Marcelo Barbosa também criticou a condução das audiências.
“A empresa mobilizou funcionários e beneficiários de seus projetos sociais para ocuparem as audiências e transformá-las em palanque institucional. A discussão sobre os impactos reais foi abafada”, relatou.
Resistência
Apesar de todo o cenário de violações e silenciamento, o militante do MAM afirma que a resistência segue ativa no território.
“Araçuaí não é um território submisso. A população tem mostrado capacidade de enfrentamento e organização, como nas mobilizações em defesa da Chapada do Lagoão. O debate não é ser contra o lítio, mas que ele esteja a serviço do povo e não de meia dúzia de acionistas que deixam um rastro de miséria e levam embora nossas riquezas.”
A nota técnica recomenda a paralisação imediata das atividades da Sigma nas comunidades afetadas, a revogação das licenças concedidas, a reformulação do processo de licenciamento com base em critérios técnicos e participação popular, além da adoção de tecnologias menos impactantes.
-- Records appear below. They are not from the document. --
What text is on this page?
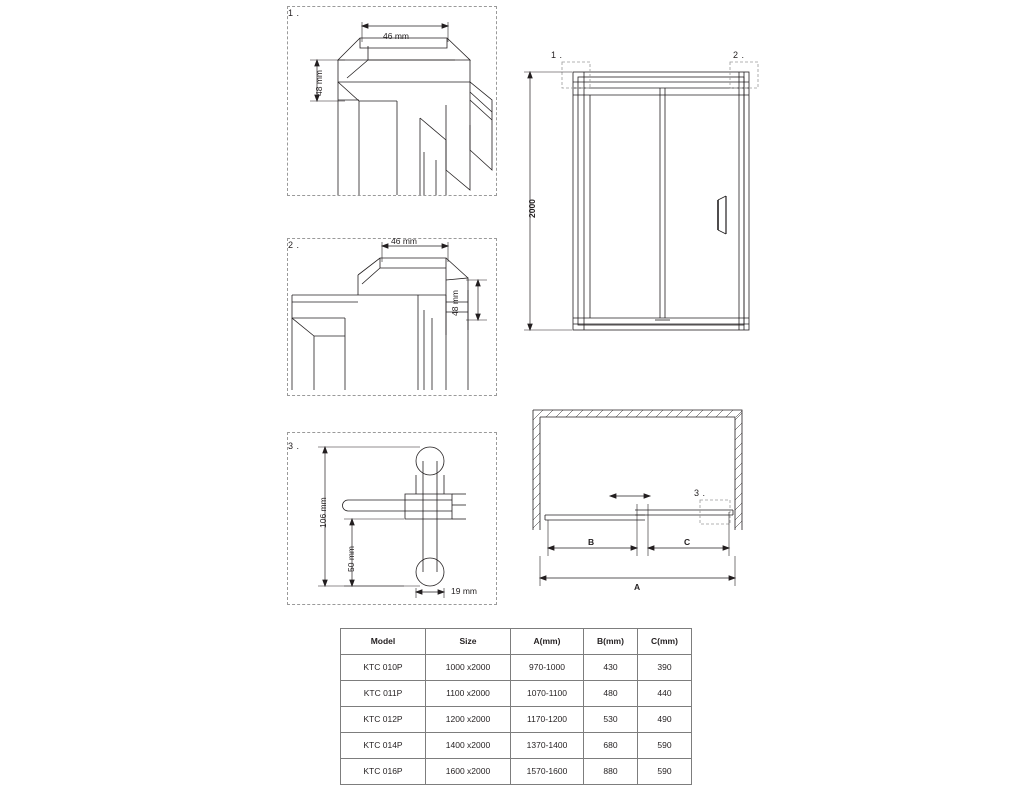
1 .
2 .
3 .
46 mm
48 mm
46 mm
48 mm
106 mm
50 mm
19 mm
1 .	2 .
2000
3 .
B	C
A
Model	Size	A(mm)	B(mm)	C(mm)
KTC 010P	1000 x2000	970-1000	430	390
KTC 011P	1100 x2000	1070-1100	480	440
KTC 012P	1200 x2000	1170-1200	530	490
KTC 014P	1400 x2000	1370-1400	680	590
KTC 016P	1600 x2000	1570-1600	880	590
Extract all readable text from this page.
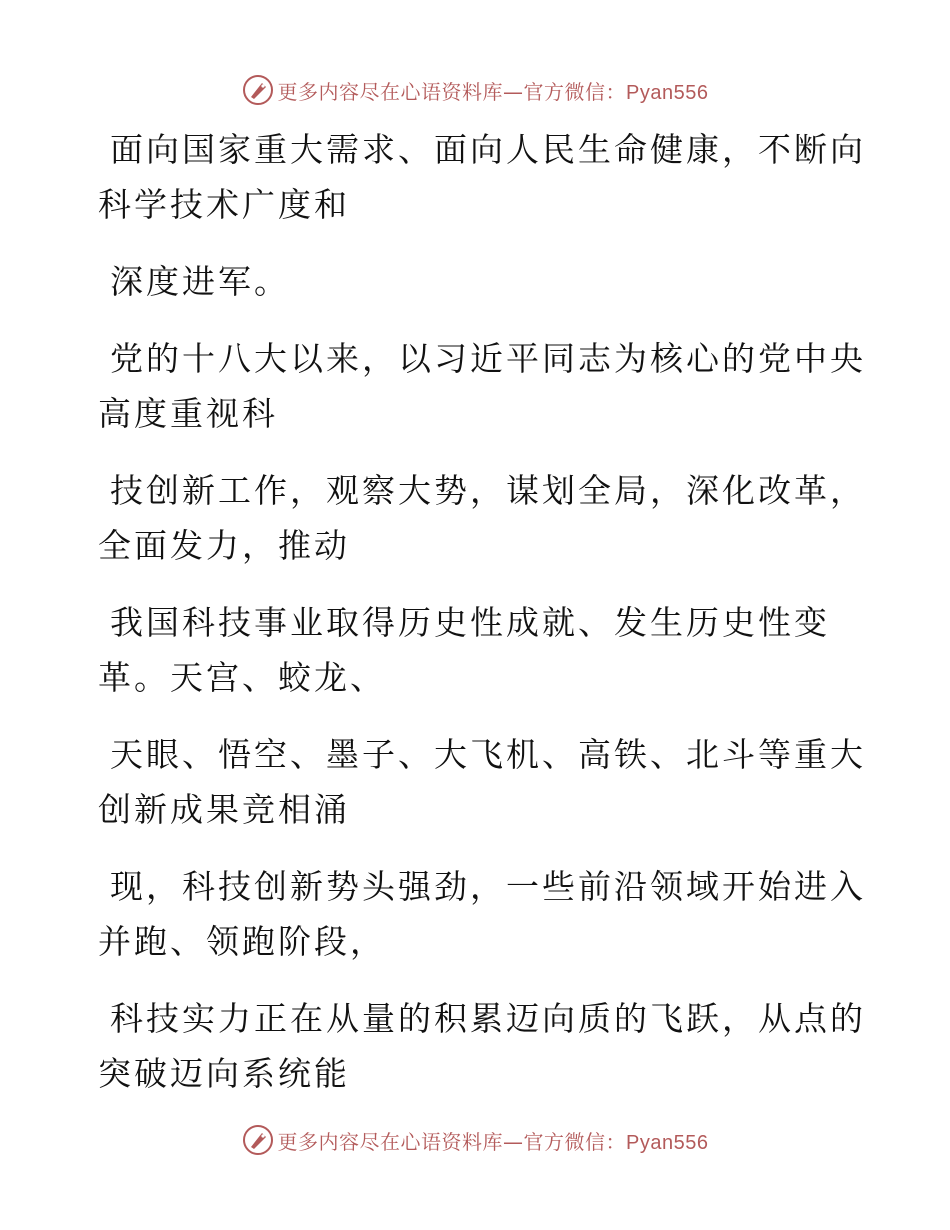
更多内容尽在心语资料库—官方微信：Pyan556

面向国家重大需求、面向人民生命健康，不断向
科学技术广度和

深度进军。

党的十八大以来，以习近平同志为核心的党中央
高度重视科

技创新工作，观察大势，谋划全局，深化改革，
全面发力，推动

我国科技事业取得历史性成就、发生历史性变
革。天宫、蛟龙、

天眼、悟空、墨子、大飞机、高铁、北斗等重大
创新成果竞相涌

现，科技创新势头强劲，一些前沿领域开始进入
并跑、领跑阶段，

科技实力正在从量的积累迈向质的飞跃，从点的
突破迈向系统能

更多内容尽在心语资料库—官方微信：Pyan556
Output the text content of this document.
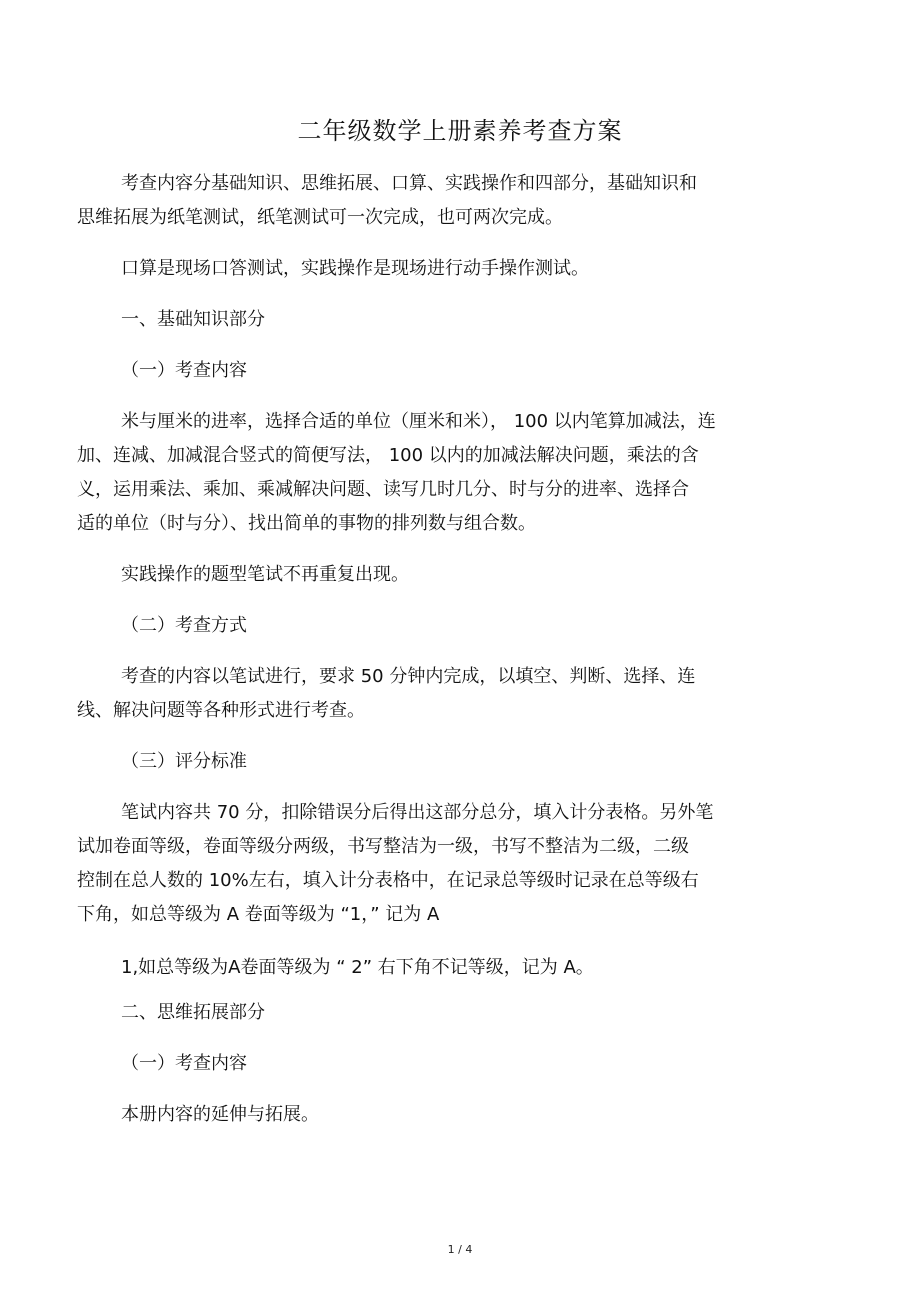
二年级数学上册素养考查方案
考查内容分基础知识、思维拓展、口算、实践操作和四部分，基础知识和
思维拓展为纸笔测试，纸笔测试可一次完成，也可两次完成。
口算是现场口答测试，实践操作是现场进行动手操作测试。
一、基础知识部分
（一）考查内容
米与厘米的进率，选择合适的单位（厘米和米）， 100 以内笔算加减法，连
加、连减、加减混合竖式的简便写法， 100 以内的加减法解决问题，乘法的含
义，运用乘法、乘加、乘减解决问题、读写几时几分、时与分的进率、选择合
适的单位（时与分）、找出简单的事物的排列数与组合数。
实践操作的题型笔试不再重复出现。
（二）考查方式
考查的内容以笔试进行，要求 50 分钟内完成，以填空、判断、选择、连
线、解决问题等各种形式进行考查。
（三）评分标准
笔试内容共 70 分，扣除错误分后得出这部分总分，填入计分表格。另外笔
试加卷面等级，卷面等级分两级，书写整洁为一级，书写不整洁为二级，二级
控制在总人数的 10%左右，填入计分表格中，在记录总等级时记录在总等级右
下角，如总等级为 A 卷面等级为 “1，” 记为 A
1,如总等级为A卷面等级为 “ 2” 右下角不记等级，记为 A。
二、思维拓展部分
（一）考查内容
本册内容的延伸与拓展。
1 / 4
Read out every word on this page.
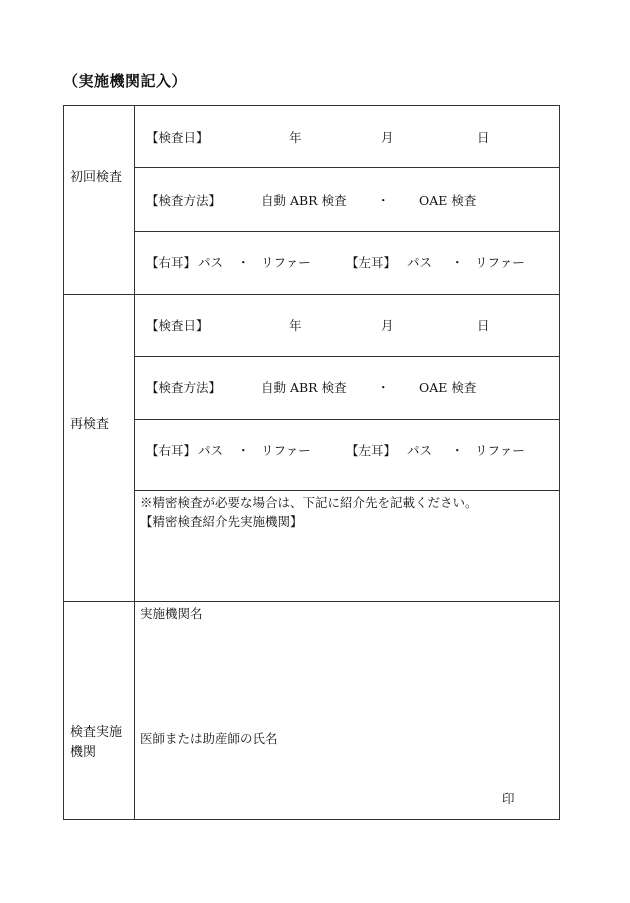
（実施機関記入）
初回検査
【検査日】	年	月	日
【検査方法】	自動 ABR 検査 ・ OAE 検査
【右耳】 パス ・ リファー	【左耳】 パス ・ リファー
再検査
【検査日】	年	月	日
【検査方法】	自動 ABR 検査 ・ OAE 検査
【右耳】 パス ・ リファー	【左耳】 パス ・ リファー
※精密検査が必要な場合は、下記に紹介先を記載ください。
【精密検査紹介先実施機関】
検査実施
機関
実施機関名
医師または助産師の氏名
印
“Não podemos permitir que o Vale do Jequitinhonha se torne uma fronteira de negligência, onde o extrativismo se disfarça de sustentabilidade. A transição energética justa não pode repetir a violência colonial”, resume o pesquisador Guilherme Queiroz, da Unimontes.
O outro lado
Procurada pelo Brasil de Fato MG para comentar sobre as denúncias, a Sigma Lithium afirmou que realizou audiências públicas nos dias 9 e 10 de abril em Itinga e Araçuaí, cidades onde atua no Vale do Jequitinhonha (MG), “com o objetivo de apresentar à população seu Plano de Integração de Sustentabilidade, Desenvolvimento Comunitário e Infraestrutura”. Além disso, a mineradora afirmou que, entre os participantes da audiência, o apoio à atuação da empresa foi “inequívoco”.